Why do I keep torturing myself? As a fan of the horror genre, I want to be a purist and delve into "where it all started," but now that I'm at the beginning, I just want to go home.
Who do I blame? Mary Shelley? Dr. Frankenstein? The narrator?
Yes. I said narrator. I listened to it while driving to work. It's another classic killed by the narrator. I get it, sir. Frankenstein sounds German, but guess what? Your accent doesn't. Please stop.
And your voice for women? A whispery lilt that hurts. Where do they find these people? Is there a small pool of narrators for audio books?
I'll be submitting my resume.
I can't wholly blame the narrator. The story is a long-winded account of a stupid man with daddy issues that abandons his creation.
We find out Frankenstein is some kind of doctor, some kind of scientist. We, the reader, don't get to know what kind. Instead, we read that he's secretly doing something with no detail at all. Not in some grand castle with lightning and screamings of "It's alive!" but in some upstairs bedroom in an apartment.
Boo-hiss, Shelley. This is fiction: You could've easily put Frankenstein in a suitable laboratory. Your knowledge about science was obviously limited, so you could've beefed up the supernatural.
Then, once the doctor's monster-creation-thing wakes up, Frankenstein pees himself, and runs away from it.
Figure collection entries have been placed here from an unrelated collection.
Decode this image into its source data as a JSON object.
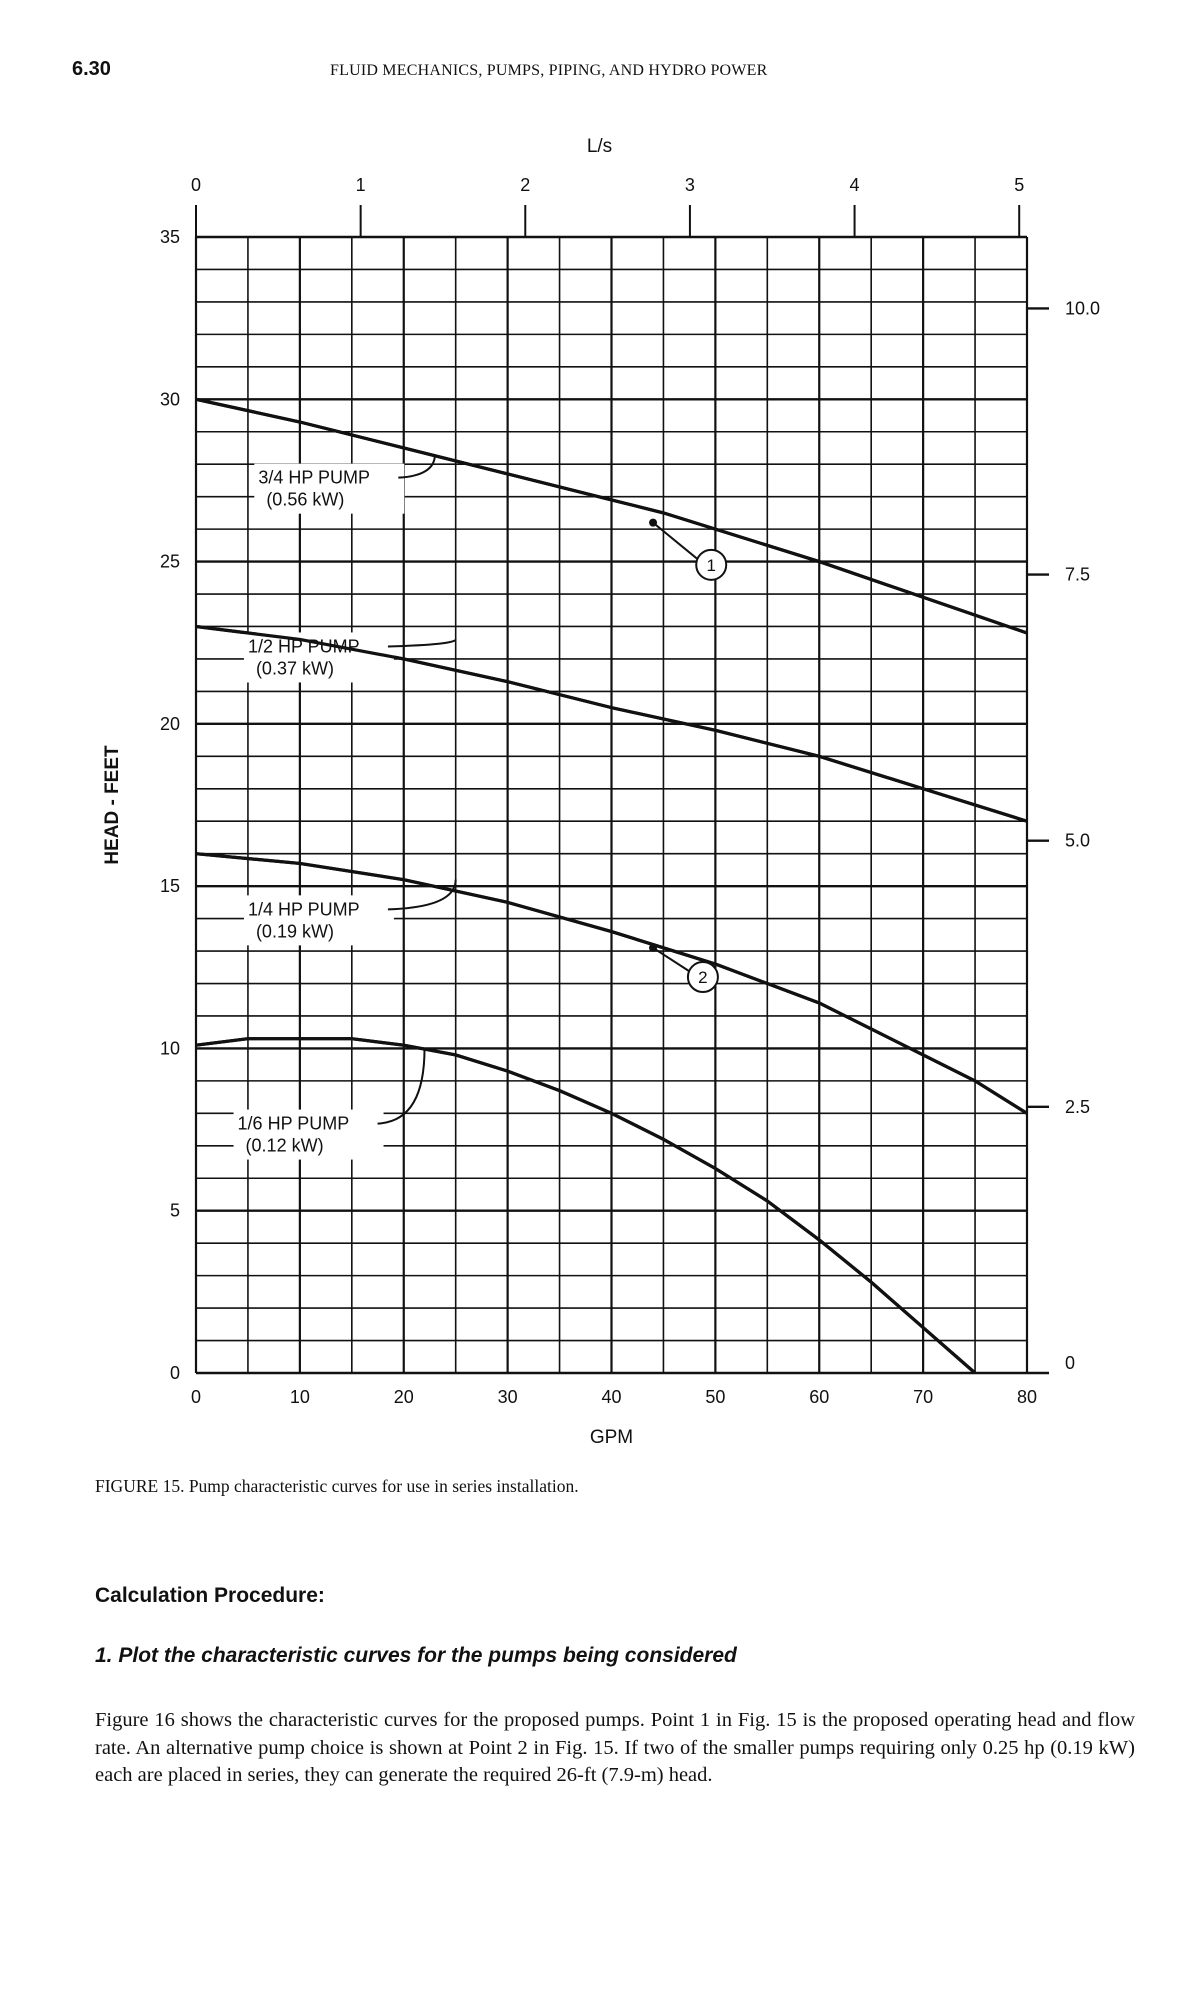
{
  "page": {
    "page_number": "6.30",
    "running_head": "FLUID MECHANICS, PUMPS, PIPING, AND HYDRO POWER",
    "caption": "FIGURE 15. Pump characteristic curves for use in series installation.",
    "section_heading": "Calculation Procedure:",
    "step_heading": "1. Plot the characteristic curves for the pumps being considered",
    "paragraph": "Figure 16 shows the characteristic curves for the proposed pumps. Point 1 in Fig. 15 is the proposed operating head and flow rate. An alternative pump choice is shown at Point 2 in Fig. 15. If two of the smaller pumps requiring only 0.25 hp (0.19 kW) each are placed in series, they can generate the required 26-ft (7.9-m) head."
  },
  "chart_data": {
    "type": "line",
    "xlabel": "GPM",
    "ylabel": "HEAD - FEET",
    "top_axis_label": "L/s",
    "right_axis_label": "",
    "xlim": [
      0,
      80
    ],
    "ylim": [
      0,
      35
    ],
    "x_ticks": [
      "0",
      "10",
      "20",
      "30",
      "40",
      "50",
      "60",
      "70",
      "80"
    ],
    "x_tick_values": [
      0,
      10,
      20,
      30,
      40,
      50,
      60,
      70,
      80
    ],
    "y_ticks": [
      "0",
      "5",
      "10",
      "15",
      "20",
      "25",
      "30",
      "35"
    ],
    "y_tick_values": [
      0,
      5,
      10,
      15,
      20,
      25,
      30,
      35
    ],
    "top_ticks": [
      "0",
      "1",
      "2",
      "3",
      "4",
      "5"
    ],
    "top_tick_values_gpm": [
      0,
      15.85,
      31.7,
      47.55,
      63.4,
      79.25
    ],
    "right_ticks": [
      "0",
      "2.5",
      "5.0",
      "7.5",
      "10.0"
    ],
    "right_tick_values_ft": [
      0,
      8.2,
      16.4,
      24.6,
      32.8
    ],
    "grid": true,
    "grid_step": {
      "x": 5,
      "y": 1
    },
    "line_color": "#111111",
    "series": [
      {
        "name": "3/4 HP PUMP",
        "sublabel": "(0.56 kW)",
        "x": [
          0,
          10,
          20,
          30,
          40,
          45,
          50,
          60,
          70,
          80
        ],
        "y": [
          30,
          29.3,
          28.5,
          27.7,
          26.9,
          26.5,
          26.0,
          25.0,
          23.9,
          22.8
        ]
      },
      {
        "name": "1/2 HP PUMP",
        "sublabel": "(0.37 kW)",
        "x": [
          0,
          10,
          20,
          30,
          40,
          50,
          60,
          70,
          80
        ],
        "y": [
          23,
          22.6,
          22.0,
          21.3,
          20.5,
          19.8,
          19.0,
          18.0,
          17.0
        ]
      },
      {
        "name": "1/4 HP PUMP",
        "sublabel": "(0.19 kW)",
        "x": [
          0,
          10,
          20,
          30,
          40,
          45,
          50,
          55,
          60,
          65,
          70,
          75,
          80
        ],
        "y": [
          16,
          15.7,
          15.2,
          14.5,
          13.6,
          13.1,
          12.6,
          12.0,
          11.4,
          10.6,
          9.8,
          9.0,
          8.0
        ]
      },
      {
        "name": "1/6 HP PUMP",
        "sublabel": "(0.12 kW)",
        "x": [
          0,
          5,
          10,
          15,
          20,
          25,
          30,
          35,
          40,
          45,
          50,
          55,
          60,
          65,
          70,
          75
        ],
        "y": [
          10.1,
          10.3,
          10.3,
          10.3,
          10.1,
          9.8,
          9.3,
          8.7,
          8.0,
          7.2,
          6.3,
          5.3,
          4.1,
          2.8,
          1.4,
          0
        ]
      }
    ],
    "annotations": [
      {
        "label": "1",
        "point": [
          44,
          26.2
        ]
      },
      {
        "label": "2",
        "point": [
          44,
          13.1
        ]
      }
    ]
  }
}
He leaves his residence, and then, upon his return, is relieved to find that his monster-creation-thing is gone.
He didn't care for it, give it a bottle and show it the world. That alone was infuriating.
And then a friend comes to visit, and he's stuck taking care of Frankenstein who is sweat-swooning and mumbling on about his creation. If I were that friend, I would've slapped Frankenstein, hard, across the face, grabbed onto his collar and shaken him, whilst yelling, "snap out of it!"
In the meantime, the monster-creation-thing kills a kid. One of Frankenstein's lady-relatives is convicted of the murder. Frankenstein is a sissy that doesn't let his people know that it just might be his fault, since, you know, he created a living thing and then abandoned it. But then, the lady-relative confesses to the murder (even though she is innocent) and is hung, and that's where I gave up on the book.
I was probably 40 pages in. That was 40 pages too much.
Maybe listening killed the literary star, but I'm going to stick to some more modern writing for the time being.